Inpatient Alcohol Treatment

Impatient Alcohol Treatment

Inpatient alcohol treatment is a viable option for those suffering with alcoholism who have been unsuccessful with outpatient treatments. When alcohol starts to have a devastating impact on families, professional lives and relationships – it may be time to consider inpatient alcohol treatment.

If you struggle with alcohol, here are a few signs you may want to consider inpatient alcohol treatment.

  • Performance at work or school is becoming difficult or suffering as a result of your drinking
  • You are drinking at unconventional times, such as in the morning
  • You find yourself drinking alone
  • You find ways to avoid your friends and family in favor of drinking
  • Your drinking leads to high-risk behaviors

Inpatient alcohol treatment is often the best option for people whose alcohol use has serious potential to place themselves or others in danger. If you find yourself driving under the influence, drinking at work, drinking around family members or acting out through dangerous or destructive behavior, inpatient alcohol treatment should be seriously considered.

Inpatient alcohol treatment centers offer the opportunity to address and treat alcoholism in a safe environment that will keep you and your loved ones out of danger during this difficult and trying period.

What to Expect During Inpatient Alcohol Treatment

Physical and psychological evaluation: upon admittance to an inpatient alcohol treatment program, patients receive a screening for any physical or psychological conditions to determine the type and level of treatment needed.

Detoxification period: during this phase, patients are forced to address and learn to manage alcohol withdrawal symptoms, which are usually severe among patients with alcohol dependency. Inpatient alcohol treatment offers an advantage to the withdrawal phase because patients have no access to alcohol.

Another advantage is the support network offered to help patients overcome and manage painful and often debilitating withdrawal symptoms. Once these symptoms are under control, more in-depth inpatient substance abuse treatment can begin.

  • Treatment through medication when needed
  • Behavioral and psychotherapy
  • Enrollment in Alcoholics Anonymous

Life After Inpatient Substance Abuse Treatment

Staying clean following a period of inpatient alcohol treatment is a major challenge, one that many people don’t overcome right away. However, according to Alcoholics Anonymous, proper preparation can help ensure success.

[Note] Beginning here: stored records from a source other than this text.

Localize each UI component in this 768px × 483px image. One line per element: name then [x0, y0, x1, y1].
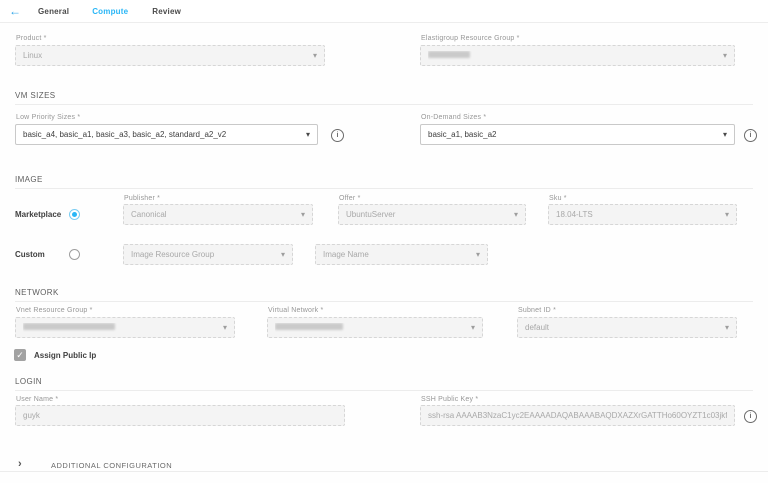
elastigroup-rg-select[interactable] — [420, 45, 735, 66]
chevron-down-icon — [476, 251, 480, 259]
image-resource-group-placeholder: Image Resource Group — [131, 250, 275, 259]
subnet-id-label: Subnet ID * — [518, 307, 556, 314]
divider — [0, 471, 768, 472]
back-arrow-icon[interactable] — [9, 5, 21, 17]
virtual-network-label: Virtual Network * — [268, 307, 323, 314]
divider — [15, 104, 753, 105]
info-icon[interactable] — [744, 410, 757, 423]
info-icon[interactable] — [331, 129, 344, 142]
subnet-id-select[interactable]: default — [517, 317, 737, 338]
section-title-image: IMAGE — [15, 175, 43, 184]
publisher-select[interactable]: Canonical — [123, 204, 313, 225]
on-demand-sizes-label: On-Demand Sizes * — [421, 114, 486, 121]
redacted-value — [23, 323, 217, 332]
info-icon[interactable] — [744, 129, 757, 142]
product-label: Product * — [16, 35, 47, 42]
low-priority-sizes-select[interactable]: basic_a4, basic_a1, basic_a3, basic_a2, … — [15, 124, 318, 145]
user-name-value: guyk — [23, 411, 337, 420]
elastigroup-rg-label: Elastigroup Resource Group * — [421, 35, 520, 42]
product-value: Linux — [23, 51, 307, 60]
low-priority-sizes-value: basic_a4, basic_a1, basic_a3, basic_a2, … — [23, 130, 300, 139]
image-name-placeholder: Image Name — [323, 250, 470, 259]
product-select[interactable]: Linux — [15, 45, 325, 66]
chevron-down-icon — [306, 131, 310, 139]
sku-select[interactable]: 18.04-LTS — [548, 204, 737, 225]
subnet-id-value: default — [525, 323, 719, 332]
redacted-value — [275, 323, 465, 332]
wizard-tabbar: General Compute Review — [0, 0, 768, 23]
chevron-down-icon — [281, 251, 285, 259]
tab-compute[interactable]: Compute — [92, 7, 128, 16]
custom-radio[interactable] — [69, 249, 80, 260]
tab-review[interactable]: Review — [152, 7, 181, 16]
sku-value: 18.04-LTS — [556, 210, 719, 219]
additional-configuration-toggle[interactable]: ADDITIONAL CONFIGURATION — [51, 461, 172, 470]
offer-value: UbuntuServer — [346, 210, 508, 219]
offer-select[interactable]: UbuntuServer — [338, 204, 526, 225]
divider — [15, 301, 753, 302]
on-demand-sizes-select[interactable]: basic_a1, basic_a2 — [420, 124, 735, 145]
ssh-public-key-label: SSH Public Key * — [421, 396, 478, 403]
image-name-select[interactable]: Image Name — [315, 244, 488, 265]
section-title-login: LOGIN — [15, 377, 42, 386]
assign-public-ip-checkbox[interactable] — [14, 349, 26, 361]
marketplace-radio[interactable] — [69, 209, 80, 220]
chevron-down-icon — [301, 211, 305, 219]
chevron-down-icon — [313, 52, 317, 60]
compute-wizard-page: General Compute Review Product * Linux E… — [0, 0, 768, 483]
virtual-network-select[interactable] — [267, 317, 483, 338]
divider — [15, 390, 753, 391]
publisher-value: Canonical — [131, 210, 295, 219]
divider — [15, 188, 753, 189]
publisher-label: Publisher * — [124, 195, 160, 202]
ssh-public-key-input[interactable]: ssh-rsa AAAAB3NzaC1yc2EAAAADAQABAAABAQDX… — [420, 405, 735, 426]
marketplace-row-label: Marketplace — [15, 210, 61, 219]
chevron-down-icon — [471, 324, 475, 332]
chevron-down-icon — [723, 131, 727, 139]
user-name-input[interactable]: guyk — [15, 405, 345, 426]
chevron-right-icon[interactable] — [18, 459, 22, 470]
tab-general[interactable]: General — [38, 7, 69, 16]
chevron-down-icon — [725, 211, 729, 219]
assign-public-ip-label: Assign Public Ip — [34, 351, 96, 360]
section-title-vm-sizes: VM SIZES — [15, 91, 56, 100]
image-resource-group-select[interactable]: Image Resource Group — [123, 244, 293, 265]
offer-label: Offer * — [339, 195, 361, 202]
custom-row-label: Custom — [15, 250, 45, 259]
user-name-label: User Name * — [16, 396, 58, 403]
sku-label: Sku * — [549, 195, 567, 202]
chevron-down-icon — [725, 324, 729, 332]
vnet-rg-select[interactable] — [15, 317, 235, 338]
vnet-rg-label: Vnet Resource Group * — [16, 307, 93, 314]
on-demand-sizes-value: basic_a1, basic_a2 — [428, 130, 717, 139]
section-title-network: NETWORK — [15, 288, 59, 297]
redacted-value — [428, 51, 717, 60]
low-priority-sizes-label: Low Priority Sizes * — [16, 114, 80, 121]
ssh-public-key-value: ssh-rsa AAAAB3NzaC1yc2EAAAADAQABAAABAQDX… — [428, 411, 727, 420]
chevron-down-icon — [223, 324, 227, 332]
chevron-down-icon — [514, 211, 518, 219]
chevron-down-icon — [723, 52, 727, 60]
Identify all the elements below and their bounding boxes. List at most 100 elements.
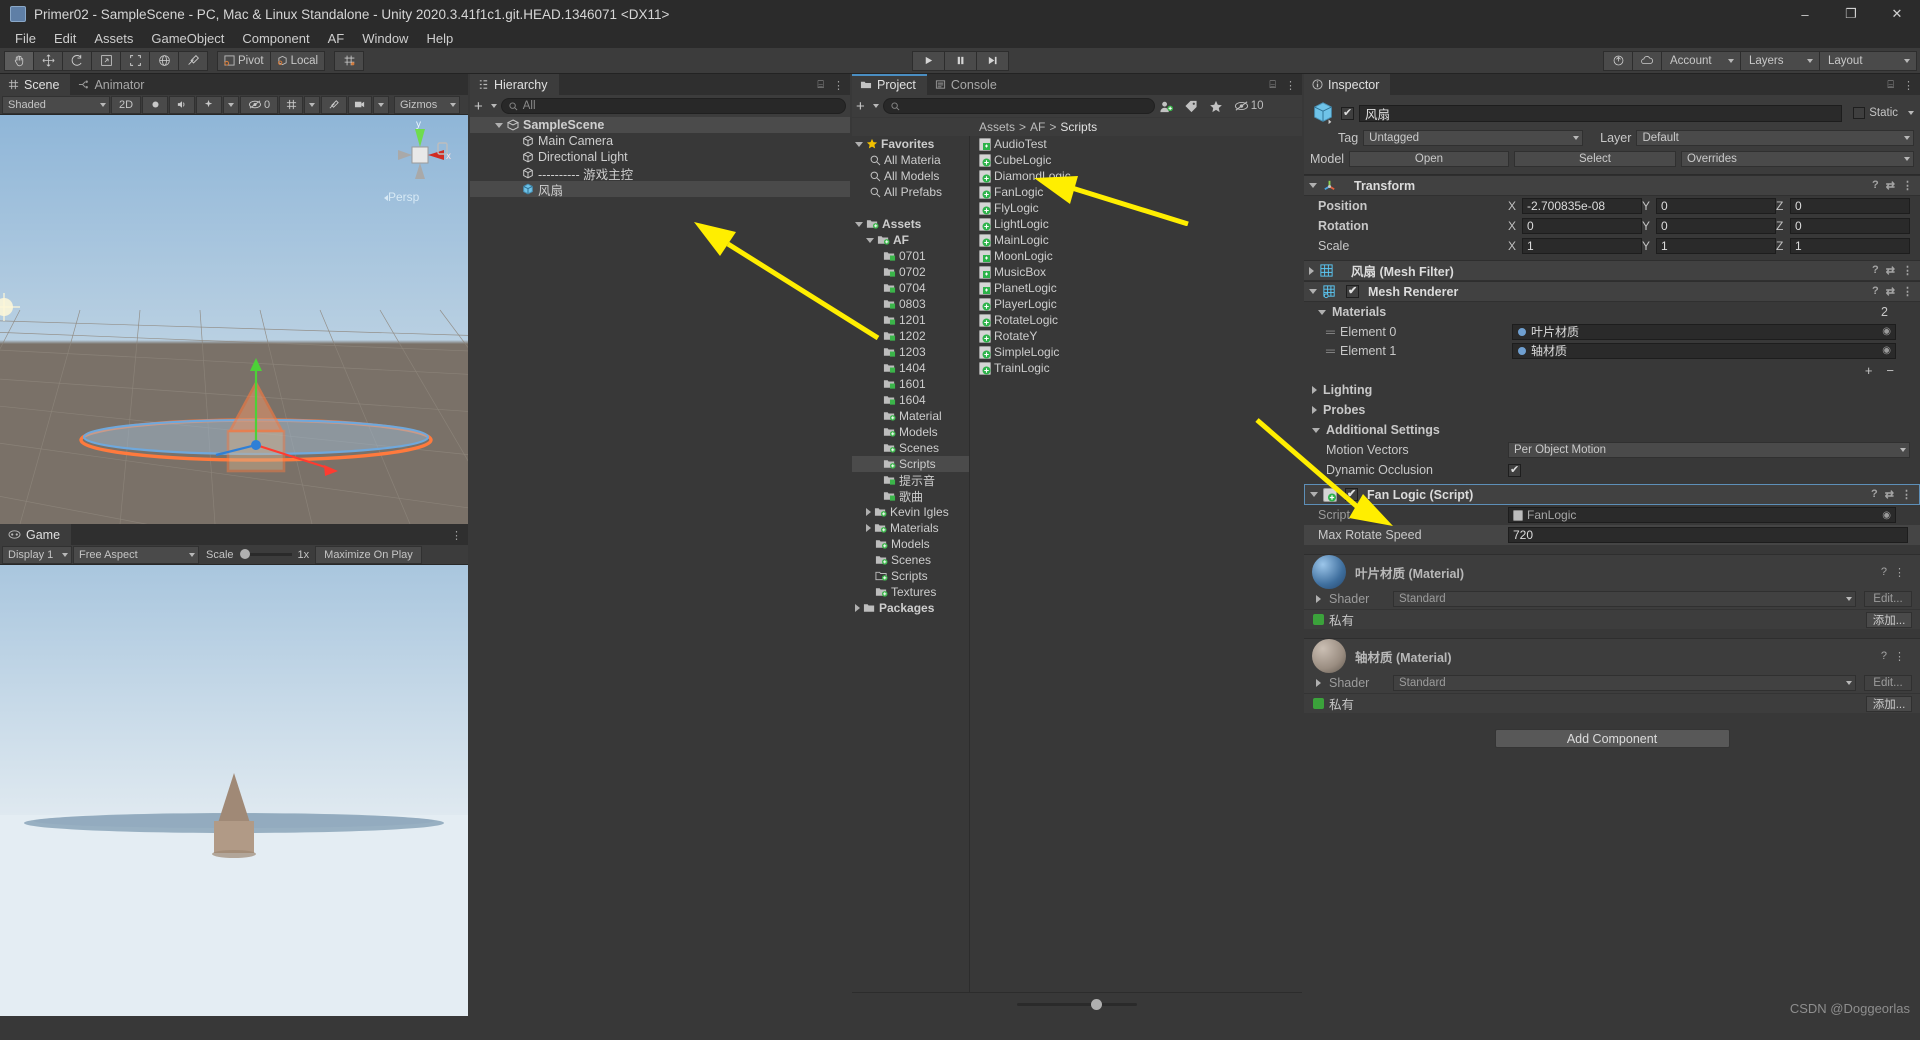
camera-dropdown[interactable] [373, 95, 389, 114]
chevron-right-icon[interactable] [1309, 266, 1314, 275]
mesh-renderer-enabled-checkbox[interactable] [1346, 284, 1359, 298]
chevron-right-icon[interactable] [866, 508, 871, 516]
cloud-icon[interactable] [1632, 50, 1662, 71]
material-1-add-button[interactable]: 添加... [1866, 695, 1912, 712]
chevron-down-icon[interactable] [1309, 183, 1317, 188]
collab-icon[interactable] [1603, 50, 1633, 71]
max-rotate-speed-input[interactable]: 720 [1508, 527, 1908, 543]
asset-item-fanlogic[interactable]: FanLogic [971, 184, 1302, 200]
chevron-down-icon[interactable] [855, 221, 863, 227]
tab-animator[interactable]: Animator [70, 74, 156, 95]
hierarchy-search-input[interactable]: All [500, 98, 846, 114]
hierarchy-item-game-controller[interactable]: ---------- 游戏主控 [470, 165, 850, 182]
kebab-menu-icon[interactable]: ⋮ [1903, 79, 1914, 92]
kebab-menu-icon[interactable]: ⋮ [1894, 650, 1905, 663]
material-0-private-checkbox[interactable] [1313, 614, 1324, 625]
rotation-x-input[interactable]: 0 [1522, 218, 1642, 234]
minimize-button[interactable]: – [1782, 0, 1828, 28]
material-0-shader-dropdown[interactable]: Standard [1393, 591, 1856, 607]
help-icon[interactable]: ? [1872, 285, 1879, 298]
custom-tool-icon[interactable] [178, 50, 208, 71]
step-button[interactable] [976, 50, 1009, 71]
layer-dropdown[interactable]: Default [1636, 130, 1914, 146]
material-1-private-checkbox[interactable] [1313, 698, 1324, 709]
menu-assets[interactable]: Assets [85, 29, 142, 48]
component-header-transform[interactable]: Transform ? ⇄ ⋮ [1304, 175, 1920, 196]
component-header-fan-logic[interactable]: Fan Logic (Script) ? ⇄ ⋮ [1304, 484, 1920, 505]
menu-file[interactable]: File [6, 29, 45, 48]
additional-settings-foldout-row[interactable]: Additional Settings [1304, 420, 1920, 440]
hierarchy-item-main-camera[interactable]: Main Camera [470, 133, 850, 149]
scene-tools-icon[interactable] [321, 95, 347, 114]
object-enabled-checkbox[interactable] [1341, 106, 1354, 120]
chevron-down-icon[interactable] [1318, 309, 1326, 315]
scale-y-input[interactable]: 1 [1656, 238, 1776, 254]
chevron-down-icon[interactable] [855, 141, 863, 147]
component-header-mesh-filter[interactable]: 风扇 (Mesh Filter) ? ⇄ ⋮ [1304, 260, 1920, 281]
space-toggle[interactable]: Local [269, 50, 326, 71]
material-0-edit-button[interactable]: Edit... [1864, 591, 1912, 607]
element-1-object-field[interactable]: 轴材质 ◉ [1512, 342, 1896, 359]
grid-dropdown[interactable] [304, 95, 320, 114]
maximize-on-play-button[interactable]: Maximize On Play [315, 545, 422, 564]
chevron-right-icon[interactable] [1312, 406, 1317, 414]
position-y-input[interactable]: 0 [1656, 198, 1776, 214]
thumbnail-size-slider[interactable] [1017, 999, 1137, 1010]
project-tree[interactable]: Favorites All Materia All Models All Pre… [852, 136, 970, 992]
tab-scene[interactable]: Scene [0, 74, 71, 95]
object-picker-icon[interactable]: ◉ [1882, 345, 1891, 356]
tab-game[interactable]: Game [0, 524, 72, 545]
help-icon[interactable]: ? [1872, 179, 1879, 192]
chevron-right-icon[interactable] [1316, 595, 1321, 603]
tab-project[interactable]: Project [852, 74, 927, 95]
material-0-add-button[interactable]: 添加... [1866, 611, 1912, 628]
menu-edit[interactable]: Edit [45, 29, 85, 48]
kebab-menu-icon[interactable]: ⋮ [1894, 566, 1905, 579]
hierarchy-item-fan[interactable]: 风扇 [470, 181, 850, 198]
breadcrumb-scripts[interactable]: Scripts [1060, 120, 1097, 134]
chevron-right-icon[interactable] [1312, 386, 1317, 394]
scene-lighting-icon[interactable] [142, 95, 168, 114]
move-tool-icon[interactable] [33, 50, 63, 71]
scale-slider[interactable] [239, 549, 292, 559]
material-add-button[interactable]: + [1865, 363, 1873, 378]
asset-item-lightlogic[interactable]: LightLogic [971, 216, 1302, 232]
project-add-button[interactable]: + [856, 98, 879, 115]
gizmos-dropdown[interactable]: Gizmos [394, 95, 460, 114]
preset-icon[interactable]: ⇄ [1885, 488, 1894, 501]
lock-icon[interactable]: ⌸ [817, 79, 824, 92]
lock-icon[interactable]: ⌸ [1887, 79, 1894, 92]
asset-item-audiotest[interactable]: AudioTest [971, 136, 1302, 152]
model-open-button[interactable]: Open [1349, 151, 1509, 167]
menu-af[interactable]: AF [319, 29, 354, 48]
motion-vectors-dropdown[interactable]: Per Object Motion [1508, 442, 1910, 458]
kebab-menu-icon[interactable]: ⋮ [1902, 285, 1913, 298]
rect-tool-icon[interactable] [120, 50, 150, 71]
hidden-assets-toggle[interactable]: 10 [1234, 100, 1264, 112]
static-checkbox[interactable] [1853, 107, 1866, 119]
scale-tool-icon[interactable] [91, 50, 121, 71]
project-file-list[interactable]: AudioTest CubeLogic DiamondLogic FanLogi… [971, 136, 1302, 992]
asset-item-mainlogic[interactable]: MainLogic [971, 232, 1302, 248]
hierarchy-list[interactable]: SampleScene Main Camera Directional Ligh… [470, 117, 850, 1016]
material-1-edit-button[interactable]: Edit... [1864, 675, 1912, 691]
fan-logic-enabled-checkbox[interactable] [1345, 487, 1358, 501]
menu-window[interactable]: Window [353, 29, 417, 48]
scene-grid-icon[interactable] [279, 95, 303, 114]
object-picker-icon[interactable]: ◉ [1882, 326, 1891, 337]
drag-handle-icon[interactable]: ═ [1326, 325, 1340, 339]
component-header-mesh-renderer[interactable]: Mesh Renderer ? ⇄ ⋮ [1304, 281, 1920, 302]
aspect-dropdown[interactable]: Free Aspect [73, 545, 199, 564]
chevron-down-icon[interactable] [866, 237, 874, 243]
grid-snap-icon[interactable] [334, 50, 365, 71]
kebab-menu-icon[interactable]: ⋮ [833, 79, 844, 92]
layers-dropdown[interactable]: Layers [1740, 50, 1820, 71]
maximize-button[interactable]: ❐ [1828, 0, 1874, 28]
object-picker-icon[interactable]: ◉ [1882, 510, 1891, 521]
material-1-shader-dropdown[interactable]: Standard [1393, 675, 1856, 691]
asset-item-flylogic[interactable]: FlyLogic [971, 200, 1302, 216]
play-button[interactable] [912, 50, 945, 71]
materials-foldout-row[interactable]: Materials 2 [1304, 302, 1920, 322]
menu-help[interactable]: Help [417, 29, 462, 48]
display-dropdown[interactable]: Display 1 [2, 545, 72, 564]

There are a few things to keep in mind when leaving inpatient substance abuse treatment.

Recognition

The same problems and struggles will exist once a patient leaves an inpatient alcohol treatment program. This time, it’s going to take will power and determination to confront life’s many problems without turning to alcohol. In fact, reverting to alcohol will only compound problems, which is why patients end up in an inpatient alcohol treatment program in the first place.

No One Faces Alcoholism Alone

If you struggle with alcohol abuse, you are one of more than 2,000,000 people working to overcome alcohol addiction. Seek out support networks such as A.A. in your area and stick with the meetings, no matter how hard life may become.

How to Find an Inpatient Alcohol Treatment Center

If your drinking has gotten to the point where you feel you need an inpatient treatment program, the first appointment you make should be with your doctor or therapist. A medical professional can help you find an effective inpatient substance abuse program in your area.

Have a list of potential treatment centers and contact them directly to determine which program will best suit your needs. Programs fill up quickly and it may take a few tries to find a center that can accept you right away. And remember, your treatment may be covered, so talk to your insurance provider to determine whether inpatient alcohol treatment is covered under your policy.

If you are having financial difficulties as a result of your alcoholism, there may be public programs available in your state. Contact your local health department or substance abuse center to find out what inpatient substance abuse programs might be available for you.